Initial clinical experience with dual-layer detector spectral CT in patients with acute intracerebral haemorrhage: A single-centre pilot study

Purpose

The purpose of this study was to investigate the clinical feasibility of spectral analyses using dual-layer detector spectral computed tomography (CT) in acute intracerebral haemorrhage (ICH).

Material and methods

We retrospectively reviewed patients with acute ICH who underwent CT angiography on a dual-layer detector spectral CT scanner. A spectral data analysis was performed to detect contrast enhancement in or adjacent to acute ICH by using spectral image reconstructions including monoenergetic (MonoE), virtual noncontrast (VNC), and iodine overlay fusion images. We also acquired a spectral plot to assess material differentiation within lesions.

Results

Among the 30 patients, the most common cause of acute ICH was chronic hypertension (18/30, 60%) followed by trauma (5/30, 16.7%), brain tumour (3/30, 10%), Moyamoya disease (2/30, 6.7%), and haemorrhagic diathesis from anticoagulation therapy (2/30, 6.7%). Of 30 patients, 13 showed suboptimal iodine suppression in the subcalvarial spaces on VNC images compared with true noncontrast images. The CT angiographic spot sign within the acute ICH was detected in four patients (4/30, 13.3%). All three tumours were metastatic and included lung cancer (n = 2) and hepatocellular carcinoma (n = 1) which showed conspicuous delineation of an enhancing tumour portion in the spectral analysis. Spectral analyses allowed the discrimination of acute haemorrhage and iodine with enhanced lesion visualization on the MonoE images obtained at lower keVs (less than 70 keV) and spectral plot.

Conclusions

Even though the image quality of VNC is perceived to be inferior, it is feasible to evaluate acute ICH in clinical settings using dual-layer detector spectral CT. The MonoE images taken at lower keVs were useful for depicting contrast enhancing lesion, and spectral plot might be helpful for material differentiation in patients with acute ICH.

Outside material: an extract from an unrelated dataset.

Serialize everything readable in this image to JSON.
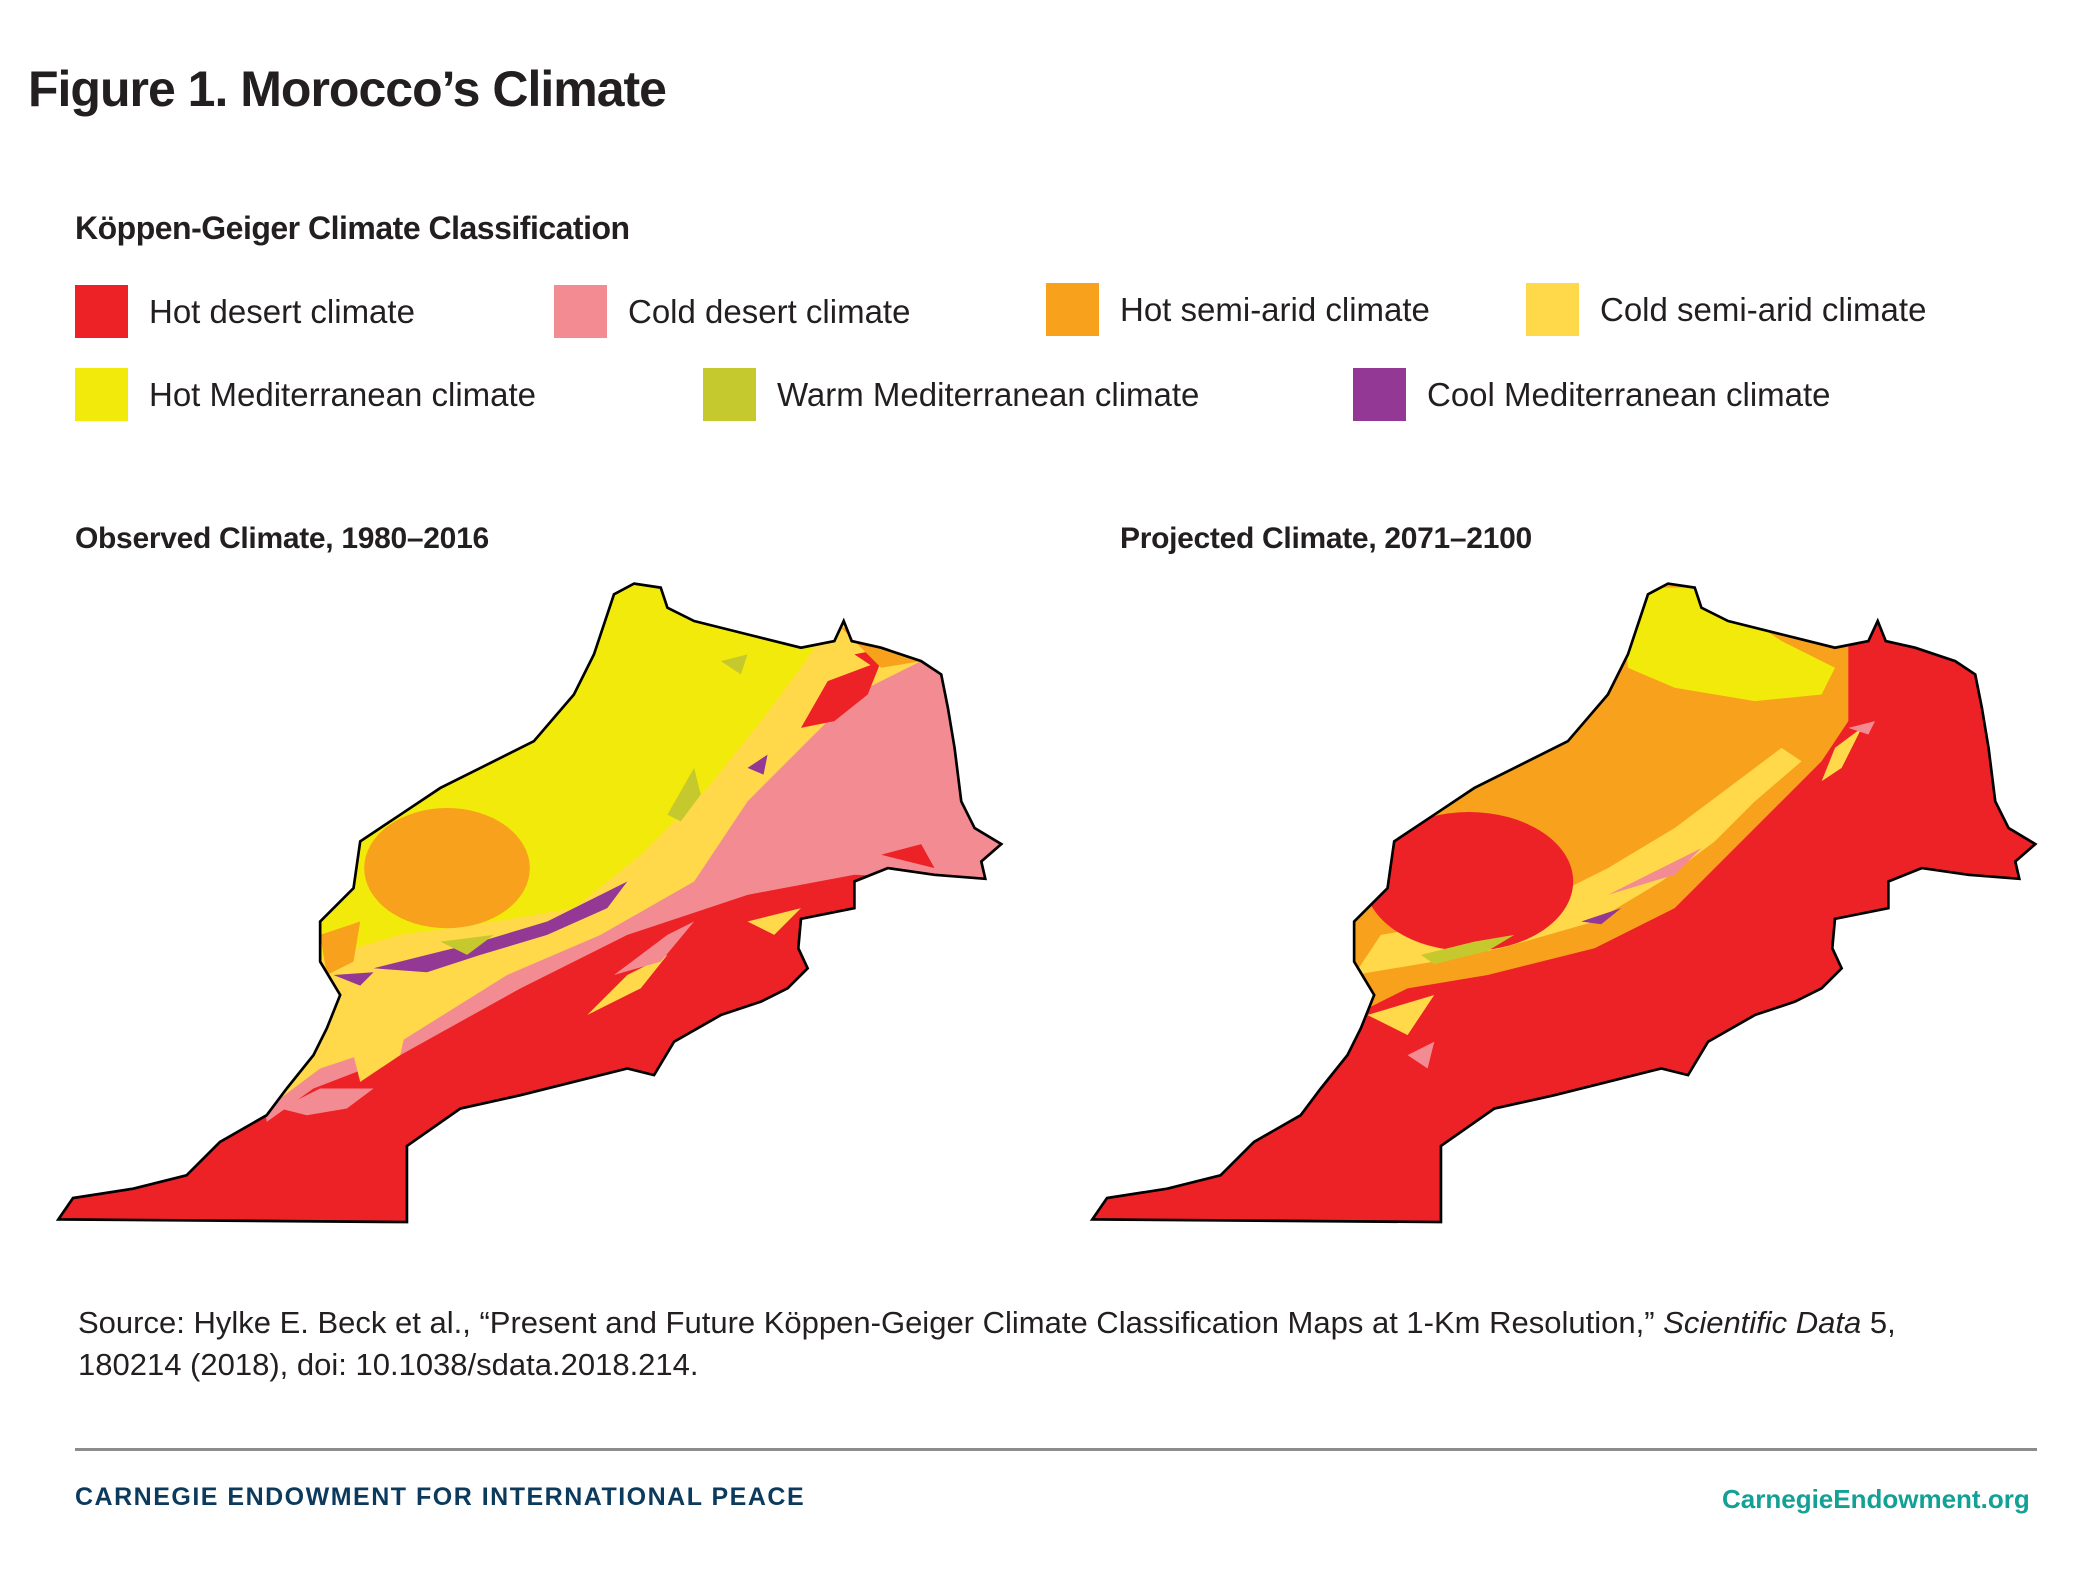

Quantifying potential reduction in contrast dose with monoenergetic images synthesized from dual-layer detector spectral CT

OBJECTIVE

To estimate the potential dose reduction in iodinated contrast when interpreting monoenergetic images from spectral CT.

METHODS

51 paediatric patients received contrast-enhanced CT simulation for radiation therapy using a single-source, dual-layer detector spectral CT. The contrast-to-noise ratios (CNRs) of blood vessels were measured relative to surrounding soft tissue. CNRs on monoenergetic 40-70 keV images were compared with polychromatic 120 kVp images. To compare with in vivo results, a phantom with iodine inserts (2-20 mg ml-1 concentration) was scanned and CNRs were calculated relative to water background.

RESULTS

Monoenergetic keV and body site had significant effects on CNR ratio (p < 0.0001). Across all body sites, the mean CNR ratio (monoenergetic/polychromatic CNR) was 3.3 (20th percentile [%20] 2.6), 2.4 (%20 2.1), 1.7 (%20 1.5), 1.2 (%20 1.0) for 40, 50, 60 and 70 keV images, respectively. Image noise was highest at 40 keV and lowest at 70 keV. Phantom measurements indicated that the same CNR as 120 kVp images can be achieved with a 4.0-fold lower iodine concentration on 40 keV images and 2.5-fold lower on 50 keV images.

CONCLUSION

50 keV monoenergetic images provided the best balance of improved CNR on all studies (mean 2.4-fold increase in vivo) for enhancing vessels vs image noise. A 50% reduction in contrast dose on a 50 keV image should maintain comparable or better CNR as compared with polychromatic CT in over 80% of CT studies. Advances in knowledge: Use of a novel, single-source, dual-layer detector spectral CT scanner to improve visualization of contrast-enhanced blood vessels will reduce the amount of iodinated contrast required for radiation oncology treatment planning.